# Recurve center and end serving recommendations?



## bernardinifan (Dec 12, 2010)

many recurve shooter use .19 halo for both the end and center serving. You could use .14 halo for the end but it is not necessary. Also some people are serving their loop with the string material itself. It make your bow quieter but you cant strech your string before serving because the material will slip under your loop.


----------



## dwagoner (Sep 27, 2007)

i do have a tied tag ends D97 on my recurve ive used this summer for bowfishing, its holding very well with the 50lb bow, you could tie ends with that 35lb for sure and have it last. i did start with some halo for center serving and liked alot but i needed larger diameter with bowfishing arrows, i do like the halo for center. ends theres no reason you cant use 3D and not have the higher priced halo, yeah its not alot of serving on the curve strings for sure. cant say for sure what center would be best fit for 14 strand sorry


----------



## Johndburk (Apr 29, 2011)

By tied tag ends, do you mean you tied the ends of the string material, and do these tied tag ends wind up under the end serving?

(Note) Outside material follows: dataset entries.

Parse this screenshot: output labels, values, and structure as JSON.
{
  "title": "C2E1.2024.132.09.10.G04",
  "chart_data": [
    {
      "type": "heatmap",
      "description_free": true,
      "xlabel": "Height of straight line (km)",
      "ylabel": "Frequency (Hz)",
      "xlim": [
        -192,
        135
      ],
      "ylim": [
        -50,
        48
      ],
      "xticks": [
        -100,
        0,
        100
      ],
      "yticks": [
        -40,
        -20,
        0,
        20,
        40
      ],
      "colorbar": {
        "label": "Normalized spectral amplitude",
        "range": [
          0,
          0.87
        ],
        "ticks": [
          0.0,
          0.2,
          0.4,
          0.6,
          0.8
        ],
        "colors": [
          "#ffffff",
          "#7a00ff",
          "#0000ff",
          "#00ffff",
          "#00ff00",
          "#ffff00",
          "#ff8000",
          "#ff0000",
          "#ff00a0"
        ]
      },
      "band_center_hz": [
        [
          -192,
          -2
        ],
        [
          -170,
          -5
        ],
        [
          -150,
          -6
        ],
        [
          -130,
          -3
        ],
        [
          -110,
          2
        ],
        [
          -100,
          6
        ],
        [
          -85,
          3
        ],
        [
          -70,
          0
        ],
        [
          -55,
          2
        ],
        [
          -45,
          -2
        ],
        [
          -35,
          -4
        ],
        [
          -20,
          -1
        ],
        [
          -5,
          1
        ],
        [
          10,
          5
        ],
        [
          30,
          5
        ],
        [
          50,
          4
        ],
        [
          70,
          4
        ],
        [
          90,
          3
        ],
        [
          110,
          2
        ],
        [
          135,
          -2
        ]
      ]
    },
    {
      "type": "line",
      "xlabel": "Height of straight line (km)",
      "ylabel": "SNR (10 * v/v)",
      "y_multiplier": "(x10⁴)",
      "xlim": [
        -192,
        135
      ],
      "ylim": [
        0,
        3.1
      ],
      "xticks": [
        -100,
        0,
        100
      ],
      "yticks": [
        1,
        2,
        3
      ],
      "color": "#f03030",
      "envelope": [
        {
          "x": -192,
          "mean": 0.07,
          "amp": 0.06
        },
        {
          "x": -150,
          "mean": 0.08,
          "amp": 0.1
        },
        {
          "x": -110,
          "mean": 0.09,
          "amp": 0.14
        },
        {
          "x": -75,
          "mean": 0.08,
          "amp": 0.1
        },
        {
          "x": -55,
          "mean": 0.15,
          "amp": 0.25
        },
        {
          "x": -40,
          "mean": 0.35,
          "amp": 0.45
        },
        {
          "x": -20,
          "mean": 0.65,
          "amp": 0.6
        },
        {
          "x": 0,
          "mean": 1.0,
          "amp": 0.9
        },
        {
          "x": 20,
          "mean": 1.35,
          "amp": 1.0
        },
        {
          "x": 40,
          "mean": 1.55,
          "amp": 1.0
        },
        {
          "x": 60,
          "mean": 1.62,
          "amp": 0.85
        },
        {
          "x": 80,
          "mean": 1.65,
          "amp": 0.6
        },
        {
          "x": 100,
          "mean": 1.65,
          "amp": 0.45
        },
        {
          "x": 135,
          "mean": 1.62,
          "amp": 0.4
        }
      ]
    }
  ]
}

Are they tied with a whip stitch?

Think I saw something like this on bOw_bender's "how-to" videos on his website at www.nwspinner.com


----------



## DK Lieu (Apr 6, 2011)

I use Angel Majesty for both the center and the ends. It's more expensive than other materials, but I've had very few problems with it. Also, my biggest investment in string-making is my time, so the cost of the material doesn't matter that much to me. My servings typically outlast the string itself.


----------



## Johndburk (Apr 29, 2011)

Do you use the same size serving material for both end and center servings, or do you have 2 different spools of the Majesty serving?


----------



## DK Lieu (Apr 6, 2011)

I have two Beiter serving jigs. One jig is always loaded with 0.018" Angle Majesty serving, which is what I usually use for the end servings. The other jig I use for the center serving, which can be 0.015", 0.018", or 0.021" Angel Majesty serving, depending on the nock fit I need. You can get by with a single jig, if you don't mind changing out the spools.


----------



## Johndburk (Apr 29, 2011)

Thanks for the info, it's very helpful and always welcome. 

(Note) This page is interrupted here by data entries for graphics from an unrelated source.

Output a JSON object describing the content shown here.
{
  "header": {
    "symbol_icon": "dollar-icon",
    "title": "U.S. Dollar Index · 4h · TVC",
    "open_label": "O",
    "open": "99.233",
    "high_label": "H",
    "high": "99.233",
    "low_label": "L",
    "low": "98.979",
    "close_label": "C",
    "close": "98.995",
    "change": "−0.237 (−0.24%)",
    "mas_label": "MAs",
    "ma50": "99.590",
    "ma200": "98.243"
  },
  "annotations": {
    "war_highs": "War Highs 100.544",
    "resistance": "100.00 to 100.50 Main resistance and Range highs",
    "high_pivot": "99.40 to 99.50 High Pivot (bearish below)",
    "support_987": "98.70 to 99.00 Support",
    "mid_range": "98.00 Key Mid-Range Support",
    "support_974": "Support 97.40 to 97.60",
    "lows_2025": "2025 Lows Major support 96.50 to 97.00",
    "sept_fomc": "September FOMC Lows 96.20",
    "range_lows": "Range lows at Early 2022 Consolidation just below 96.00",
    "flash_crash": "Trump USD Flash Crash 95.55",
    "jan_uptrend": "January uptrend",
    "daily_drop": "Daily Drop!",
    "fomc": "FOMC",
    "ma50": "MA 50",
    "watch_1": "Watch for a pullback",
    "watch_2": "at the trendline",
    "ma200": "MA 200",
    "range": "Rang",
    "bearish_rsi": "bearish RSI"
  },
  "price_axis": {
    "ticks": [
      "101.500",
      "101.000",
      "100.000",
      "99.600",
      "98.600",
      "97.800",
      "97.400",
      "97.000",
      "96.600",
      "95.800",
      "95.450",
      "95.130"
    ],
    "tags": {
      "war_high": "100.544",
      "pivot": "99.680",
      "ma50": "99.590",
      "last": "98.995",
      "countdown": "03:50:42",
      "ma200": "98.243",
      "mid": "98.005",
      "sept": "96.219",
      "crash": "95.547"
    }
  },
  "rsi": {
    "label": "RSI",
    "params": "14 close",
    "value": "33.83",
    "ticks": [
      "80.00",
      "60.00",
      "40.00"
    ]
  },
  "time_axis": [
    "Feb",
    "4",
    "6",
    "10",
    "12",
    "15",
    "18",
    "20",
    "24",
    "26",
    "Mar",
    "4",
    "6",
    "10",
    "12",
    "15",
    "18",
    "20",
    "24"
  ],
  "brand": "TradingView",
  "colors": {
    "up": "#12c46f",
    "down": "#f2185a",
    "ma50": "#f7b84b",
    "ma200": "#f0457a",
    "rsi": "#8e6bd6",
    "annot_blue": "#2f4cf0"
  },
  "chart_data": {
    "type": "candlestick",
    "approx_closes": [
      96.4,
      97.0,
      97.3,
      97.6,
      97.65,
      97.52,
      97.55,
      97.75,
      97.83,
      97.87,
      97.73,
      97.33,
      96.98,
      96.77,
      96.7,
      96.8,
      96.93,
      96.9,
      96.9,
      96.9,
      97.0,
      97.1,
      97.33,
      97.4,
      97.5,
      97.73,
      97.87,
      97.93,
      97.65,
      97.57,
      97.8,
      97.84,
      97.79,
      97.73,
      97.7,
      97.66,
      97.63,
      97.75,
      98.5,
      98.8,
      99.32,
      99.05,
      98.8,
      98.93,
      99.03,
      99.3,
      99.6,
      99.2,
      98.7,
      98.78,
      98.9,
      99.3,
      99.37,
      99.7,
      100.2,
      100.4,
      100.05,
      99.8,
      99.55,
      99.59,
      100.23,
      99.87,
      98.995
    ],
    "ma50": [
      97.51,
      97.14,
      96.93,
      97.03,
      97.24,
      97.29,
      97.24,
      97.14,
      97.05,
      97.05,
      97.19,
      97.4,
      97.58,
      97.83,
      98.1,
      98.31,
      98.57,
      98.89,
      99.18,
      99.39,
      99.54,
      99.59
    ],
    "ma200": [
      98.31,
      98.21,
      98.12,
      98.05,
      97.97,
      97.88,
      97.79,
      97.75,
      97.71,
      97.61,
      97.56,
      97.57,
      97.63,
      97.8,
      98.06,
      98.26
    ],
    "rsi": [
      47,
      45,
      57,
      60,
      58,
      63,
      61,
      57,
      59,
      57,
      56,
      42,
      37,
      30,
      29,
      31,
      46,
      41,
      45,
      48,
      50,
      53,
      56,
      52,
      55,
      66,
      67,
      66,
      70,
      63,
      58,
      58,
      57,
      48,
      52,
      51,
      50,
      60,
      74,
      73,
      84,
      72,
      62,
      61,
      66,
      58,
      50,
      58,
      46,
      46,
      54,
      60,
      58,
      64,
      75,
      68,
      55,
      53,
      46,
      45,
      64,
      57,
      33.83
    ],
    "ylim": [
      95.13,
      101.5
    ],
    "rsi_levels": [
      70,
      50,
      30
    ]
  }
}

When I do shell out for a string server, I might give an Emerald serving tool a try. It looks pretty straight-forward to swap out spools, and the comments I've read on it seem pretty favorable. Anyone have any direct experience with this serving jig?

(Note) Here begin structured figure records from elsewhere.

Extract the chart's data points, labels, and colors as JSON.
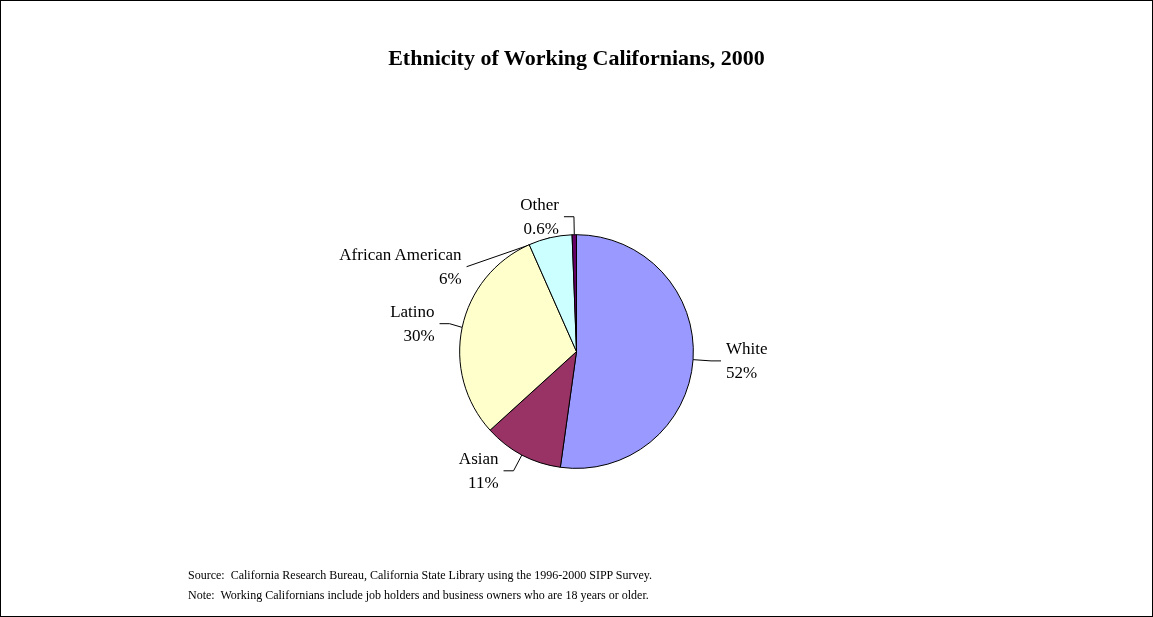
{
  "chart_data": {
    "type": "pie",
    "title": "Ethnicity of Working Californians, 2000",
    "categories": [
      "White",
      "Asian",
      "Latino",
      "African American",
      "Other"
    ],
    "values": [
      52,
      11,
      30,
      6,
      0.6
    ],
    "value_labels": [
      "52%",
      "11%",
      "30%",
      "6%",
      "0.6%"
    ],
    "colors": [
      "#9999ff",
      "#993366",
      "#ffffcc",
      "#ccffff",
      "#660066"
    ],
    "legend": false,
    "annotations": [
      "Source:  California Research Bureau, California State Library using the 1996-2000 SIPP Survey.",
      "Note:  Working Californians include job holders and business owners who are 18 years or older."
    ]
  }
}
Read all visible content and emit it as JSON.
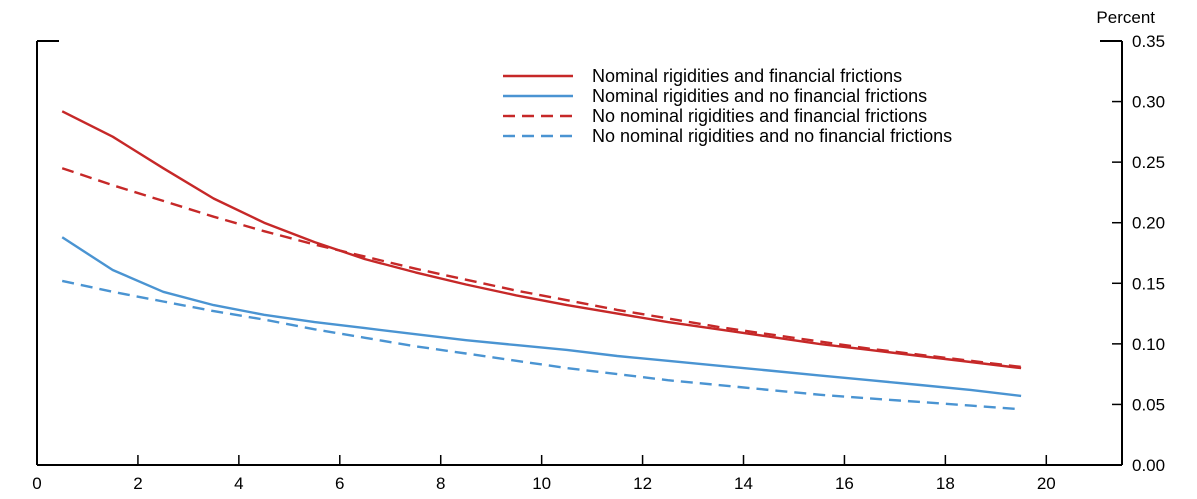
{
  "chart_data": {
    "type": "line",
    "title": "",
    "xlabel": "",
    "ylabel": "",
    "y_unit_label": "Percent",
    "y_axis_side": "right",
    "xlim": [
      0,
      21.5
    ],
    "ylim": [
      0,
      0.35
    ],
    "x_ticks": [
      0,
      2,
      4,
      6,
      8,
      10,
      12,
      14,
      16,
      18,
      20
    ],
    "x_tick_labels": [
      "0",
      "2",
      "4",
      "6",
      "8",
      "10",
      "12",
      "14",
      "16",
      "18",
      "20"
    ],
    "y_ticks": [
      0,
      0.05,
      0.1,
      0.15,
      0.2,
      0.25,
      0.3,
      0.35
    ],
    "y_tick_labels": [
      "0.00",
      "0.05",
      "0.10",
      "0.15",
      "0.20",
      "0.25",
      "0.30",
      "0.35"
    ],
    "grid": false,
    "legend_position": "top-right",
    "x": [
      0.5,
      1.5,
      2.5,
      3.5,
      4.5,
      5.5,
      6.5,
      7.5,
      8.5,
      9.5,
      10.5,
      11.5,
      12.5,
      13.5,
      14.5,
      15.5,
      16.5,
      17.5,
      18.5,
      19.5
    ],
    "series": [
      {
        "name": "Nominal rigidities and financial frictions",
        "color": "#c62828",
        "dash": "solid",
        "values": [
          0.292,
          0.271,
          0.245,
          0.22,
          0.2,
          0.184,
          0.17,
          0.159,
          0.149,
          0.14,
          0.132,
          0.125,
          0.118,
          0.112,
          0.106,
          0.1,
          0.095,
          0.09,
          0.085,
          0.08
        ]
      },
      {
        "name": "Nominal rigidities and no financial frictions",
        "color": "#4a94d2",
        "dash": "solid",
        "values": [
          0.188,
          0.161,
          0.143,
          0.132,
          0.124,
          0.118,
          0.113,
          0.108,
          0.103,
          0.099,
          0.095,
          0.09,
          0.086,
          0.082,
          0.078,
          0.074,
          0.07,
          0.066,
          0.062,
          0.057
        ]
      },
      {
        "name": "No nominal rigidities and financial frictions",
        "color": "#c62828",
        "dash": "dashed",
        "values": [
          0.245,
          0.231,
          0.218,
          0.205,
          0.193,
          0.182,
          0.172,
          0.162,
          0.153,
          0.144,
          0.136,
          0.128,
          0.121,
          0.114,
          0.108,
          0.102,
          0.096,
          0.091,
          0.086,
          0.081
        ]
      },
      {
        "name": "No nominal rigidities and no financial frictions",
        "color": "#4a94d2",
        "dash": "dashed",
        "values": [
          0.152,
          0.143,
          0.135,
          0.127,
          0.12,
          0.112,
          0.105,
          0.098,
          0.092,
          0.086,
          0.08,
          0.075,
          0.07,
          0.066,
          0.062,
          0.058,
          0.055,
          0.052,
          0.049,
          0.046
        ]
      }
    ]
  }
}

http://www.nwspinner.com/index.php/emeraldmenu


----------



## ex-wolverine (Dec 31, 2004)

DK Lieu said:


> I use Angel Majesty for both the center and the ends. It's more expensive than other materials, but I've had very few problems with it. Also, my biggest investment in string-making is my time, so the cost of the material doesn't matter that much to me. My servings typically outlast the string itself.


That majesty is magical stuff....wish it was a little less expensive....but its money well spent

Sent from my DROIDX using Tapatalk


----------